Variation in crossing-over rates across chromosome 4 of Arabidopsis thaliana reveals the presence of meiotic recombination "hot spots"

Abstract

Crossover (CO) is a key process for the accurate segregation of homologous chromosomes during the first meiotic division. In most eukaryotes, meiotic recombination is not homogeneous along the chromosomes, suggesting a tight control of the location of recombination events. We genotyped 71 single nucleotide polymorphisms (SNPs) covering the entire chromosome 4 of Arabidopsis thaliana on 702 F2 plants, representing 1404 meioses and allowing the detection of 1171 COs, to study CO localization in a higher plant. The genetic recombination rates varied along the chromosome from 0 cM/Mb near the centromere to 20 cM/Mb on the short arm next to the NOR region, with a chromosome average of 4.6 cM/Mb.
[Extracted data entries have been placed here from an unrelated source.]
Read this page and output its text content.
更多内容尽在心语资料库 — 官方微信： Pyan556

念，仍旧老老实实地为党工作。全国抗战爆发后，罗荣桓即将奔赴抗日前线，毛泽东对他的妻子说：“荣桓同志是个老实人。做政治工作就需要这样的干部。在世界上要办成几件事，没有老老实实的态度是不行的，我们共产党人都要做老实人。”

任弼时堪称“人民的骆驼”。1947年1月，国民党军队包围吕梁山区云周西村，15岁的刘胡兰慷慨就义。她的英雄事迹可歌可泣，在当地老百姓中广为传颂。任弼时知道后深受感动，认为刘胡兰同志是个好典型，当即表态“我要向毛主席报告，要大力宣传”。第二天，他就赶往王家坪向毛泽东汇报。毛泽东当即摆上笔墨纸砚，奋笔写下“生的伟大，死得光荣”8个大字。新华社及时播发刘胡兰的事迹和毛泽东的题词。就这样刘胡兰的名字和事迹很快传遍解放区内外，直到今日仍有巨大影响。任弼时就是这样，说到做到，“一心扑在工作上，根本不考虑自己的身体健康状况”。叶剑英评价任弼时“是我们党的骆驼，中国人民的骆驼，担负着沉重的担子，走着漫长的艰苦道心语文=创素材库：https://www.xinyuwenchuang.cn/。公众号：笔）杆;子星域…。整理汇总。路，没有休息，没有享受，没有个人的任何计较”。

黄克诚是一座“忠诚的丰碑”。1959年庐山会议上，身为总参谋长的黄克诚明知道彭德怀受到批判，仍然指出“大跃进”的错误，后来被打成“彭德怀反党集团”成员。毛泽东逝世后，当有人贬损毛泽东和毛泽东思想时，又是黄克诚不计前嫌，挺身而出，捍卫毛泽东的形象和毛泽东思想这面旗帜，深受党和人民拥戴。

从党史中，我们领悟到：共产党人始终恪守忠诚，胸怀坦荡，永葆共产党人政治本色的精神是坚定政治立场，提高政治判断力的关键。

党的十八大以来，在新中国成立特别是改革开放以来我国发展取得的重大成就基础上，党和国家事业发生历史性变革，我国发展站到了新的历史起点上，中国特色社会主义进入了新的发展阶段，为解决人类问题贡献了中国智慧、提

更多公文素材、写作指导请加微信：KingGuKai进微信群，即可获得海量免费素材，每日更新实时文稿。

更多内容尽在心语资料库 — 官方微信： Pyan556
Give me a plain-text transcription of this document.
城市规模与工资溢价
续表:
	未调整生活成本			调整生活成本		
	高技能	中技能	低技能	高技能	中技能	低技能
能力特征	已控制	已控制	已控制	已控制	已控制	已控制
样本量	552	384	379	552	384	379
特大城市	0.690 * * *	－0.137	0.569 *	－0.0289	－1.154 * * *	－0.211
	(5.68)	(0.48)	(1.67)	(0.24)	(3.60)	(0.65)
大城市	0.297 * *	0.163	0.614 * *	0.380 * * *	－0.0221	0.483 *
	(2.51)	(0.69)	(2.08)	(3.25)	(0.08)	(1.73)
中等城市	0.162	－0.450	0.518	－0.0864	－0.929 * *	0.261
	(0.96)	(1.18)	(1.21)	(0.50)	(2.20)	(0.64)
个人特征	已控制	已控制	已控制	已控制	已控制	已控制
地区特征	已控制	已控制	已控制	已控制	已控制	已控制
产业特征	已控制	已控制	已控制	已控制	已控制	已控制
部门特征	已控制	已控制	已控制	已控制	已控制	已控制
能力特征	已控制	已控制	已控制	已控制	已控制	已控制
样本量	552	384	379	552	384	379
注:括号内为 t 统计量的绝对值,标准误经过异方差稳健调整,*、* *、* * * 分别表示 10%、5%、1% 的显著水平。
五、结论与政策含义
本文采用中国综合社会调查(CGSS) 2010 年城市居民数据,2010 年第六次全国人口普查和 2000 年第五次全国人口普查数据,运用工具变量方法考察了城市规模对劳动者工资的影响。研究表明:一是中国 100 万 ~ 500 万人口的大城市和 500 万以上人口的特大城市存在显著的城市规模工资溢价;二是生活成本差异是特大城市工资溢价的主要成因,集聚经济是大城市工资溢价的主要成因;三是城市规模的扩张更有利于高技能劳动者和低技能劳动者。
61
Principal component analysis showed that CO rates negatively correlate with the G+C content (P = 3x10(-4)), in contrast to that reported in other eukaryotes. COs also significantly correlate with the density of single repeats and the CpG ratio, but not with genes, pseudogenes, transposable elements, or dispersed repeats. Chromosome 4 has, on average, 1.6 COs per meiosis, and these COs are subjected to interference. A detailed analysis of several regions having high CO rates revealed "hot spots" of meiotic recombination contained in small fragments of a few kilobases. Both the intensity and the density of these hot spots explain the variation of CO rates along the chromosome.

Figure 1.

Variation of the CO rates on chromosome 4 of A. thaliana. The numbers refer to the intervals given in Supplemental Table 2. The dotted line represents the average CO rate on chromosome 4 (4.6 cM/Mb). A schematic representation of chromosome 4 of A. thaliana is aligned with the diagram. (Black box) NOR (nucleolar organizer region), (gray box) heterochromatic knob, (diamond-shaped box) centromere.

Figure 2.

Principal component analysis of chromosome 4 of A. thaliana. Numbers refer to the intervals given in Figure 1 and Supplemental Table 2. Hot intervals are indicated in red; cold intervals are indicated in blue.

Figure 3.

Number of CO events per chromatid deduced from the genotype of an F2 plant. When an F2 plant displays two COs, either the extremities of both chromosomes are homozygous, and the COs are on one chromatid or both, or the extremities are heterozygous and there is ambiguity between one event on each chromatid or two events on the same chromatid. A similar approach has been used to analyse F2 plants that displays three COs. When an F2 plant displays more than three COs, the recombination history cannot be inferred from the genotype. In the columns “COs/chromatid,” the numbers in parentheses represent the number of plants in each category. (Light gray box) plants used in the interference analysis. (Dark gray box) plants containing a chromatid with two COs but that could not be used in the interference analysis.

Figure 4.

Distribution of the distances in centiMorgans between double COs. (Histogram in black) observed distribution of double COs in our F2 (see text); (histogram in gray) theoretical distribution of double COs if the position of one CO is independent of the second (Methods).

Figure 5.

Fine-scale analysis of the distribution of CO breakpoints in four intervals. (A) interval 70: 44.5kb-3; 16.4kb-2; 6.2kb-5; 19.5kb-4; 17.5kb-3; 9.4kb-4; 12.3kb-7; 8.1kb-0; 8.3kb-2; 3.2kb-4; 13.0kb-5; 6.4kb-1; 3.4kb-5; 3.3kb-0; 11.0kb-7. (B) interval 21: 2.5kb-0; 3.9kb-5; 13.8kb-1; 23.6kb-2; 45.7kb-2; 29.2kb-0; 38.6kb-0. (C) interval 57: 69.5kb-6; 12.2kb-7; 7.1kb-0; 17.4kb-1; 46.5kb-2; 65.0kb-3. (D) interval 37: 35.2kb-2; 32.7kb-0; 38.1kb-1; 8.8kb-2; 12.6kb-1; 28.3kb-1; 20.2kb-1; 49.2kb-2; 38.7kb-1. For each interval the size of each DNA fragment is given and the number of recombinant plants. (Light gray line) G+C content calculated in 1-kb windows. (Black line) CO rates in centiMorgans per megabase. (Small dotted line) interval COs rate average. (Large dotted line) chromosome 4 COs rate average. Above each major peak is the gene organization of the fragment. (Gray box) gene.